Creating a custom data format for IBM DataStage

You can customize the data that is being generated by CDC Replication and sent to IBM® DataStage® by specifying a Java™ class.

About this task

This is ideal for users who have existing IBM DataStage jobs that expect a particular data format. If you use a custom data format that changes the default format of the flat file sent from CDC Replication to IBM DataStage, the .dsx file described in Generating an IBM DataStage definition file for a subscription will not be useful because it contains only default data formatting. If you have created and imported a .dsx file into IBM DataStage, you must ensure that it is still relevant in IBM DataStage Designer.

For example, you may have an existing IBM DataStage file-based job that will not read the default data format generated by Management Console. In this case, it may be easier for you to specify a Java class to customize the data format rather than modifying your existing IBM DataStage job.

A Java class that creates a custom data format must implement the DataStageDataFormatIF interface.
Requirement: If you have an existing custom data format, and you are upgrading from a CDC Replication Engine for InfoSphere® DataStage version 6.3 to version 6.5 or later, you must modify the existing custom data format because of changes to the DataStageDataFormatIF interface in version 6.5 and later.
Important: If you are using the direct connect connection method, the custom data format is not supported for version 6.5 or later.

For more information on the DataStageDataFormatIF interface, see the Javadocs that are installed with your installation of CDC Replication Engine for InfoSphere DataStage.

For more information on these requirements, refer to the IBM DataStage product technical documentation.

Procedure

  1. Click Configuration > Subscriptions.
  2. Select the subscription.
  3. Click the Table Mappings view and select the table mapping from the Source Table column.
  4. Right-click and select Open Details....
  5. Click the Flat File or Direct Connect tab depending on your mapping type.
    Note: Starting with Version 11.4 of the CDC Replication Engine for InfoSphere DataStage, the Direct Connect method is no longer supported.
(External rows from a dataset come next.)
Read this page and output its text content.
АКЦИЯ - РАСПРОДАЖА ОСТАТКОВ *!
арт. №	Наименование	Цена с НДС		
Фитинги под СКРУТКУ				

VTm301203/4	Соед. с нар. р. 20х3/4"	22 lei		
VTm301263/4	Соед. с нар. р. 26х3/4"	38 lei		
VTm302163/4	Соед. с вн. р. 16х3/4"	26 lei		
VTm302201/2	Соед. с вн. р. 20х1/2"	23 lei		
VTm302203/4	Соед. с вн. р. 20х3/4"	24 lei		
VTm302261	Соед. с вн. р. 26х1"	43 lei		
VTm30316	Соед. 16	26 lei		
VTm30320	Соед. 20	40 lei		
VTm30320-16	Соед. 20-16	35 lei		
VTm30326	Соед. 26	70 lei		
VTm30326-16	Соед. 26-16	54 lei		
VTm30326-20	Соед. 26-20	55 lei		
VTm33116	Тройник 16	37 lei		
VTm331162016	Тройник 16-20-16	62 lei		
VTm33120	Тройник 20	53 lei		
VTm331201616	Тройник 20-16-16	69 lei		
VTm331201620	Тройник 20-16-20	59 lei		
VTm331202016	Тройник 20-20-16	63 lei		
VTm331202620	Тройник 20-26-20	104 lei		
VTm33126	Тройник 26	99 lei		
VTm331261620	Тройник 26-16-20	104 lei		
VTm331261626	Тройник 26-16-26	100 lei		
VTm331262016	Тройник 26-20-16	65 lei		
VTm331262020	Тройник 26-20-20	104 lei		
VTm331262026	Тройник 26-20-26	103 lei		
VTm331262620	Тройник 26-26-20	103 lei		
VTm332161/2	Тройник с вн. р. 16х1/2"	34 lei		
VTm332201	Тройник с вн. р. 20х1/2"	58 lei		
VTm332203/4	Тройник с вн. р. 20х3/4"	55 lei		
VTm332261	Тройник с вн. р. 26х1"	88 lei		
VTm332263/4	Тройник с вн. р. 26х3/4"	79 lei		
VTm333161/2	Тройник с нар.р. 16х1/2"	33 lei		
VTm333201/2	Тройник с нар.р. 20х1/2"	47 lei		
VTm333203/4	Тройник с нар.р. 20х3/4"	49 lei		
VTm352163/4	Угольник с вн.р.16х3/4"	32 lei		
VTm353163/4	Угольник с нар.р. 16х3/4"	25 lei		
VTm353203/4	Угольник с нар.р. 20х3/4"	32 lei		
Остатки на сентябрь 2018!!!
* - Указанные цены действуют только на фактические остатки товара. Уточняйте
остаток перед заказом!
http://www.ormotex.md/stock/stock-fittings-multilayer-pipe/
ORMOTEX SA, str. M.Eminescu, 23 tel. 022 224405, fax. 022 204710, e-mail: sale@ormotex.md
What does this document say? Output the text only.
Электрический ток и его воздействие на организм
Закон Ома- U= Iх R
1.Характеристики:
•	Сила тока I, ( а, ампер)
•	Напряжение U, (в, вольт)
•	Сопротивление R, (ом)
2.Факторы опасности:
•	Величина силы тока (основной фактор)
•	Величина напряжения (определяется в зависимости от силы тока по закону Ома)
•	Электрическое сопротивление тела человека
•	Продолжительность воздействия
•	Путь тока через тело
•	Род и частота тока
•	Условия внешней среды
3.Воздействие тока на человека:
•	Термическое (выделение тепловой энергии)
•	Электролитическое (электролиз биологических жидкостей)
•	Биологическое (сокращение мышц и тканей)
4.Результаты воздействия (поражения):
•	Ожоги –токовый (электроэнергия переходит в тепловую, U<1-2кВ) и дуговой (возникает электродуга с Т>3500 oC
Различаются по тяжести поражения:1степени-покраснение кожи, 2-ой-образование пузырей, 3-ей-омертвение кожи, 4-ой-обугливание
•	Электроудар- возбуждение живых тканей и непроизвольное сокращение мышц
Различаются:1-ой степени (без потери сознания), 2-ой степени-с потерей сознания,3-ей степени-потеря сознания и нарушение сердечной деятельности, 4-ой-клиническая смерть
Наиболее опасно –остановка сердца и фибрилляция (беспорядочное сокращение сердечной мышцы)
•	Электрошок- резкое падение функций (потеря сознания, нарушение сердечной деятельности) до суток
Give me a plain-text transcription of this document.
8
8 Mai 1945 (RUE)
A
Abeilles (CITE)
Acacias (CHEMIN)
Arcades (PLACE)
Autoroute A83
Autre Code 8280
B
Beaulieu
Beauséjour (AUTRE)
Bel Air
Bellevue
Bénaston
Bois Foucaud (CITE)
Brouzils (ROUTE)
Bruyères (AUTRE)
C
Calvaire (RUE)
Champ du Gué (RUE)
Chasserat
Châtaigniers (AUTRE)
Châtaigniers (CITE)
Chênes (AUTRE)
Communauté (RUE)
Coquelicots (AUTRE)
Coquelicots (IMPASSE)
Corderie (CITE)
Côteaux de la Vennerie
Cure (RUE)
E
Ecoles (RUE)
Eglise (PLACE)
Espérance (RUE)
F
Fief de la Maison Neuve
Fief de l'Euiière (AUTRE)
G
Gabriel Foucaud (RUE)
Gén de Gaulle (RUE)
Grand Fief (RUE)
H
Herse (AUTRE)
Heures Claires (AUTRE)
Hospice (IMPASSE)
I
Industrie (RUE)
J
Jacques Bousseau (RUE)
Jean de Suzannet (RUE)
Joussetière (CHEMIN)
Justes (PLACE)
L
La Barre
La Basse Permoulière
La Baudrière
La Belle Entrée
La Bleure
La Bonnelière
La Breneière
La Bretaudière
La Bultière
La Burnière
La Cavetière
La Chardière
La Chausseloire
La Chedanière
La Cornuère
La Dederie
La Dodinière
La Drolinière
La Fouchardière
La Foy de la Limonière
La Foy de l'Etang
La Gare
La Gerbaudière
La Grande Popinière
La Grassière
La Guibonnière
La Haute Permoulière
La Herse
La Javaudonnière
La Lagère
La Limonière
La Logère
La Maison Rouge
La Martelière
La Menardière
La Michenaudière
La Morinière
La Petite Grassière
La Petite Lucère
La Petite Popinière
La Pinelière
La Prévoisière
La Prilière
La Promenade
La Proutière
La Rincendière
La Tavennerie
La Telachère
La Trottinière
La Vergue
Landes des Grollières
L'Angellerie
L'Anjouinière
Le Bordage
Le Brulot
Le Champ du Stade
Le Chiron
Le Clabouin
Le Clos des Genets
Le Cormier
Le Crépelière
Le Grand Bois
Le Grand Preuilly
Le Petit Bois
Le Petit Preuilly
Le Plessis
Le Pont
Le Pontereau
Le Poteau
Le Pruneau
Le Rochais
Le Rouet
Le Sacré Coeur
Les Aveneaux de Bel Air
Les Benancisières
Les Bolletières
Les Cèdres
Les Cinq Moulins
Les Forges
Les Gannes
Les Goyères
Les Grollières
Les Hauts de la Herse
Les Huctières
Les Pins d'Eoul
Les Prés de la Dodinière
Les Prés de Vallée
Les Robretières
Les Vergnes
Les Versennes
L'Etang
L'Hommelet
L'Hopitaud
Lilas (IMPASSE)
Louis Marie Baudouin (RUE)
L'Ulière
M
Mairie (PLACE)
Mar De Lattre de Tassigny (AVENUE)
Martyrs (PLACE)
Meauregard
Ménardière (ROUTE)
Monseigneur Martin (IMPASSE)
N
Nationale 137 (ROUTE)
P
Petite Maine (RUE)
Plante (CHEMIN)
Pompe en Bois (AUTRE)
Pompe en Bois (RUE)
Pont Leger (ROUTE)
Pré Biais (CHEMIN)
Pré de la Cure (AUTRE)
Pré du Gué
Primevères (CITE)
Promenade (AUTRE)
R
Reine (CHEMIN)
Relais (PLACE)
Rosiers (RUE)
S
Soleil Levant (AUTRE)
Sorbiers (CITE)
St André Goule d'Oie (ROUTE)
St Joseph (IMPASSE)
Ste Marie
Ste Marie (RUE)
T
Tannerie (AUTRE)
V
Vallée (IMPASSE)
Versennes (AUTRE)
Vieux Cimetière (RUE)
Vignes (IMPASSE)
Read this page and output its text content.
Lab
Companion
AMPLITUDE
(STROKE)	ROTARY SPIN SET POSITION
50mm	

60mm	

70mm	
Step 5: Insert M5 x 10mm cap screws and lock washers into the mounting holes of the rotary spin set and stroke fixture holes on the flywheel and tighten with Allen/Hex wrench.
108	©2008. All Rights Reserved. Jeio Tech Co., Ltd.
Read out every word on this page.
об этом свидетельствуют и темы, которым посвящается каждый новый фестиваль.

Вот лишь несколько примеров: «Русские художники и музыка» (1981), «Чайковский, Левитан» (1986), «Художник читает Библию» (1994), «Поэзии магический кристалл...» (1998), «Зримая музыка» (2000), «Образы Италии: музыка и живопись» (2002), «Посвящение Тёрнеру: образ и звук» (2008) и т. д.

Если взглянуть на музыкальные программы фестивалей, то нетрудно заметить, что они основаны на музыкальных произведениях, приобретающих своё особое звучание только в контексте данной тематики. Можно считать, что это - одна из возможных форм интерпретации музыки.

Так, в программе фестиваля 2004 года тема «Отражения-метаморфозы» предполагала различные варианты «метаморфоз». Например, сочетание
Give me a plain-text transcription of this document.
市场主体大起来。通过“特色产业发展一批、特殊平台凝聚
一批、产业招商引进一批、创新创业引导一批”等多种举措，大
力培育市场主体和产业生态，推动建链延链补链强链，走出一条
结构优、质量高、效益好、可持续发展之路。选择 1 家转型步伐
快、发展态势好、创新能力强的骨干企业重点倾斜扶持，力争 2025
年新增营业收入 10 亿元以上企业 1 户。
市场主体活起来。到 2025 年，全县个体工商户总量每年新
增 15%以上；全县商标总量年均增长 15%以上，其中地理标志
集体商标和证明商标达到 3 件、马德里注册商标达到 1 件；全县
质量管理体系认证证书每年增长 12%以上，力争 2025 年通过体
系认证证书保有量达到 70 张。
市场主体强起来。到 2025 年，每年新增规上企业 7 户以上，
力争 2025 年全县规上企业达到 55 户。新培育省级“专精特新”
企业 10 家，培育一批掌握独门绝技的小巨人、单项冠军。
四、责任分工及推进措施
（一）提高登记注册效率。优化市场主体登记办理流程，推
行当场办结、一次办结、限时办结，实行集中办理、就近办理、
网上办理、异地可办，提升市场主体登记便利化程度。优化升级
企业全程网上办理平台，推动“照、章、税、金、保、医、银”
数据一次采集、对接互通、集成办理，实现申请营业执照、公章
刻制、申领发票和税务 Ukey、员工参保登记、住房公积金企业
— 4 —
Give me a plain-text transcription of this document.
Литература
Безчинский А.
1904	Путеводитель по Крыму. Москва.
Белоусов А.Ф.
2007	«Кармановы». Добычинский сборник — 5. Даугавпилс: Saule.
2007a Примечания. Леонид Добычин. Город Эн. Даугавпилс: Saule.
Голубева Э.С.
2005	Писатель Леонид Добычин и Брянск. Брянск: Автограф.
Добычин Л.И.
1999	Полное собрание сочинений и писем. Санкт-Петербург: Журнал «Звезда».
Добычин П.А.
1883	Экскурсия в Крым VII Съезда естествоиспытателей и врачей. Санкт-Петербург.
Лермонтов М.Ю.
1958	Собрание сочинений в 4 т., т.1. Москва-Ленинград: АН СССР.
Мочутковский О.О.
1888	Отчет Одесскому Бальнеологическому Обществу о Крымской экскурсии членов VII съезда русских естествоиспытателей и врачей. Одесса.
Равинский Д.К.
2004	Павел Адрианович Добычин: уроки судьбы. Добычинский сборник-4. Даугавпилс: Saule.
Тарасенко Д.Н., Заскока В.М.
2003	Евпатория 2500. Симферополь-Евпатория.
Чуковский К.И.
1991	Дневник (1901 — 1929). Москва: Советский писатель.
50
You can still use the Management Console in V11.4 to configure this method for the V11.3.3 engine.
  6. Enter the name of the Java class that implements the DataStageDataFormatIF interface in the Class Name box.
    For example, you may have imported the DataStageDataFormatIF interface, and the class that implements this interface in your function has the following definition:
    public class CustomFormat1 implements DataStageDataFormatIF

    In the Class Name box in the Custom Data Format area, you must type:

    • CustomFormat1—Identifies a stand-alone class.
    • <Java package>.CustomFormat1—Identifies that class is included in a Java package (for example, com.ibm.interface.CustomFormat1 ).
    The files you generate from compiling the class must be located in a library or folder that is referenced by the CLASSPATH environment variable.
  7. Click Save.